4年前、『坂上』映像化の権利をとうとうNHKが勝ち取った事を知った時は、
文字通りブッ飛んで驚いたねえ。
事情を知らぬ人には想像もつくまい。
この歴史的大著の映像化に(ここ30年の間)、如何なる困難と挫折が生じたことか。
…そもそも司馬遼太郎の小説は、今まで何度も映像化されていますが(大河とか何度も…)坂上だけは 司馬先生ご自身が 映像化することをかたくなに拒んだのである。
NHKも東宝もどこからのオファーもいっさいニベもなく拒否したのです。
いわく、
「安易に映像化して軍国主義を鼓吹しているふうに勘違いされては困るのだ云々」
…ごめんなさいウロ覚え。だけどこういうことをいつだったか言ってたんだよ
司馬先生が他界され、『坂上』著作権は奥さんのみどりさんが継承した。
NHKは粘りに粘って(…まさに30年間のねばり)、みどりさんから映像化の承諾を得たのです。
NHKの執念にバンザイ三唱!
われらが日本の近現代史は、司馬史観なしに語れません。
という、不思議な法則が現在何の抵抗もなくすべての日本人に受け入れられている。
私はそのきっかけになったのが、本書『坂の上の雲』だと思うのです。
この小説の凄さは…(ぜひ、みなさん自身が読んで体感してくださると嬉しいのですが…)明治時代という、ありし日の日本の姿を
自由思想と希望に満ち、ひたむきな上昇思考のみで回転していた日本という国家の姿を、日露戦争を軸にして
あたたかい愛情と、 深い理解と、 ときには峻烈な批判眼で、 描き出している。
その物語の書き出しは、こうだ。
“まことに小さな国が、開化期をむかえようとしている。”
明治維新によって開化のうぶごえをあげた“まことに小さな国”、日本。
その国に住む人々は、新時代の微風を受け、誰もが、自由と輝かしい未来に胸を膨らませた。当世流行の帝国主義や、華やかなナショナリズムにぴったりと寄り添って、陽気で煩雑な変化をもてはやした。

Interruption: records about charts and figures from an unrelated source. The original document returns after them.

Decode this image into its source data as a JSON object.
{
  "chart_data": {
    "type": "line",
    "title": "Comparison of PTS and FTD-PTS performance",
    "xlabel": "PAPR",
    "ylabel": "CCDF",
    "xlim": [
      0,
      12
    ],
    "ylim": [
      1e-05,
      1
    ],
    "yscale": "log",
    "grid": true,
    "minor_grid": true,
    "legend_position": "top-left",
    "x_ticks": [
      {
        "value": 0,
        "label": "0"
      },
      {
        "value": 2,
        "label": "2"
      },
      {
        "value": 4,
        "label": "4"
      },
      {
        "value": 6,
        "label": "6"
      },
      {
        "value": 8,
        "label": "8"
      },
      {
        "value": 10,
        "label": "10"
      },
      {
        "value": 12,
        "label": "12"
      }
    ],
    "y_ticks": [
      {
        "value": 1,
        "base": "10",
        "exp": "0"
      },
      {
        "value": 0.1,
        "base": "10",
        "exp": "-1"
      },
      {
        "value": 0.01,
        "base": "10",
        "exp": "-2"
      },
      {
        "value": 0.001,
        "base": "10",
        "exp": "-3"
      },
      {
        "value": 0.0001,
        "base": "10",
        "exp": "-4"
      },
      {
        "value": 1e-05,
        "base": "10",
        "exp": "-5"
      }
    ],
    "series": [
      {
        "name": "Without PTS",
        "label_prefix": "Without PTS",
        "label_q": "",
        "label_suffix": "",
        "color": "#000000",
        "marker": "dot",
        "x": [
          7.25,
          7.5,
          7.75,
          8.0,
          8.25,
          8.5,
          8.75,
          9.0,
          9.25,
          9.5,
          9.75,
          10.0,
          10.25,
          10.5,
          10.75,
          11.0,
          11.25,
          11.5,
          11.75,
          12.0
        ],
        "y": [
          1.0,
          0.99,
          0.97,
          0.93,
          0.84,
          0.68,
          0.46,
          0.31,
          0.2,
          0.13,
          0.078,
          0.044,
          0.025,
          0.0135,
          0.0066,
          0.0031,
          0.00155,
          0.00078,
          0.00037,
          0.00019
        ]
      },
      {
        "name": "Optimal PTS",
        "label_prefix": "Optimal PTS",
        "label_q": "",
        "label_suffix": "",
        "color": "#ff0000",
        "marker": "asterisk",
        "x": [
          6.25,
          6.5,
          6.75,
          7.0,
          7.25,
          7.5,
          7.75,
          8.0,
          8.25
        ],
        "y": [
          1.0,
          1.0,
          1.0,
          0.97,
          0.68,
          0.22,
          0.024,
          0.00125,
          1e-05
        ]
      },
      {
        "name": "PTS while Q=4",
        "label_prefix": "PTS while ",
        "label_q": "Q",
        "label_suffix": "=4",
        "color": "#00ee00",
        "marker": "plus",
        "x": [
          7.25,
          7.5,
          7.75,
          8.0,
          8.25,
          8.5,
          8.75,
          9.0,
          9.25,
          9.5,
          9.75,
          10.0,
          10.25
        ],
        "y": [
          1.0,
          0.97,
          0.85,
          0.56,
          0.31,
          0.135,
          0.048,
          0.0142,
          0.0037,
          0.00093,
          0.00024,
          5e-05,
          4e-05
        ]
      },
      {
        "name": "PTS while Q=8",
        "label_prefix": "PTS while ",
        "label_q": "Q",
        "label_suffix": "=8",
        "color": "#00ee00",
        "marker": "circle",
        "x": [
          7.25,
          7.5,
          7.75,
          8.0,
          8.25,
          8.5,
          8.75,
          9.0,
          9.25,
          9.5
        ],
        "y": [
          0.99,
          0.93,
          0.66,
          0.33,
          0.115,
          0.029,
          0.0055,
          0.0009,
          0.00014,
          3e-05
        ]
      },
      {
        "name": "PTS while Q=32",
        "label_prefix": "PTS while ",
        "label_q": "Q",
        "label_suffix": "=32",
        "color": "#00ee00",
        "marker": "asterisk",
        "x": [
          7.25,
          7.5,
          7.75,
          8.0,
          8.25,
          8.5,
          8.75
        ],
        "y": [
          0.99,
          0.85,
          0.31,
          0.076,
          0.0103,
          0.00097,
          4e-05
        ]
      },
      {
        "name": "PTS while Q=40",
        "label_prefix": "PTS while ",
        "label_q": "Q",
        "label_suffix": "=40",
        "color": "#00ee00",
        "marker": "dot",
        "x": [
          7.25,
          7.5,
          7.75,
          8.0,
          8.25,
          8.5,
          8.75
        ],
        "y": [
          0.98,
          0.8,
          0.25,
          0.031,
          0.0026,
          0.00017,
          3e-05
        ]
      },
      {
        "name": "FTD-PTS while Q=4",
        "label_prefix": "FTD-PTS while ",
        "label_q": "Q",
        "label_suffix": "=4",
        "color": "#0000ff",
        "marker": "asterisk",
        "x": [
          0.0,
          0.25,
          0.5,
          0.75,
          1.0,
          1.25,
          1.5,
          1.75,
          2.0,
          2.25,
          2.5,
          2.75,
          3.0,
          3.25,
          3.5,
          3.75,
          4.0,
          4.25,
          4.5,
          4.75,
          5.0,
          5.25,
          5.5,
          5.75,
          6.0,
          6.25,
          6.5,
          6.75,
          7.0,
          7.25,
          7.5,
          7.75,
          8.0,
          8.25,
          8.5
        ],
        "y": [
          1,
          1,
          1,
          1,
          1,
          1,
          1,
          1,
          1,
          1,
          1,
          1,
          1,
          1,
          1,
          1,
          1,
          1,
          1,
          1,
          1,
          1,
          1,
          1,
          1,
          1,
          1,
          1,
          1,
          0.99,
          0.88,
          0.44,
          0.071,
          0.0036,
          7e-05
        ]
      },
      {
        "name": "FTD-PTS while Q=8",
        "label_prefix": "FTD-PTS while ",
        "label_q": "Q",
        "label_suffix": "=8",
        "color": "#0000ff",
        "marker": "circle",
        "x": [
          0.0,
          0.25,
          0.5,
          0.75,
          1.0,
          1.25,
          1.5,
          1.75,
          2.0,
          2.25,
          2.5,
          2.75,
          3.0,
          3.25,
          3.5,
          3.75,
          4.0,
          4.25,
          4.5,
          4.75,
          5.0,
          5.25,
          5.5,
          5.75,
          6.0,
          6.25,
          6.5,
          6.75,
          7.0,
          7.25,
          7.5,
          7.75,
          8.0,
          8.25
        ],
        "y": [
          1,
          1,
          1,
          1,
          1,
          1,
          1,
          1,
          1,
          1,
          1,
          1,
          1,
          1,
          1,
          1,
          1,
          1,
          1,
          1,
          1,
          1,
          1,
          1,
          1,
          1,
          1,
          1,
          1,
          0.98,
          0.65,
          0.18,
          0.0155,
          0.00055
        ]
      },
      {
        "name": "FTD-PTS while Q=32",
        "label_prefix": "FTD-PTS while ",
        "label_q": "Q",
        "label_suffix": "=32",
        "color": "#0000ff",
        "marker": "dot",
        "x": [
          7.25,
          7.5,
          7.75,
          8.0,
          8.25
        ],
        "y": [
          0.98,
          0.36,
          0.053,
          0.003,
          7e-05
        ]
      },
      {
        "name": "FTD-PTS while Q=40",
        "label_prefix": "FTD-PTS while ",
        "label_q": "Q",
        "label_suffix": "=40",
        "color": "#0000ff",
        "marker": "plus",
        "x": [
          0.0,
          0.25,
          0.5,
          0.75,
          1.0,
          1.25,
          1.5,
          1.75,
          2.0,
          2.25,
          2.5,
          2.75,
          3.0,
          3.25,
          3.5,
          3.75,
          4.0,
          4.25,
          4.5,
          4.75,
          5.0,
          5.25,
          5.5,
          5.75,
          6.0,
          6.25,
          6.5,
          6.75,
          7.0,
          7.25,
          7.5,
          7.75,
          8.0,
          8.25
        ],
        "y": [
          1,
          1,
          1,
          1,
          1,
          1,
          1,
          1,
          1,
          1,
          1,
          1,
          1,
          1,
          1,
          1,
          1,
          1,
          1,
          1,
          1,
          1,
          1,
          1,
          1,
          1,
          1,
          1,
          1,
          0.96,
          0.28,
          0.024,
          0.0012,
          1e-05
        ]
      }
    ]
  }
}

そんな生き生きとして軽佻浮薄な時代の水面下を、必死にもがいた「明治人」たち。
司馬先生は、彼らの生きざまを、「いささかのシニズムもなく」(BY三島由紀夫)平易な文体で見事にあらわした。
この小説の主人公たちも、そんな明治人の一人一人なのだ。
秋山真之、秋山好古、正岡子規
さてさて NHKドラマではいったい どんな明治人になるのやら?
視聴の日をたのしみ待つばかりです。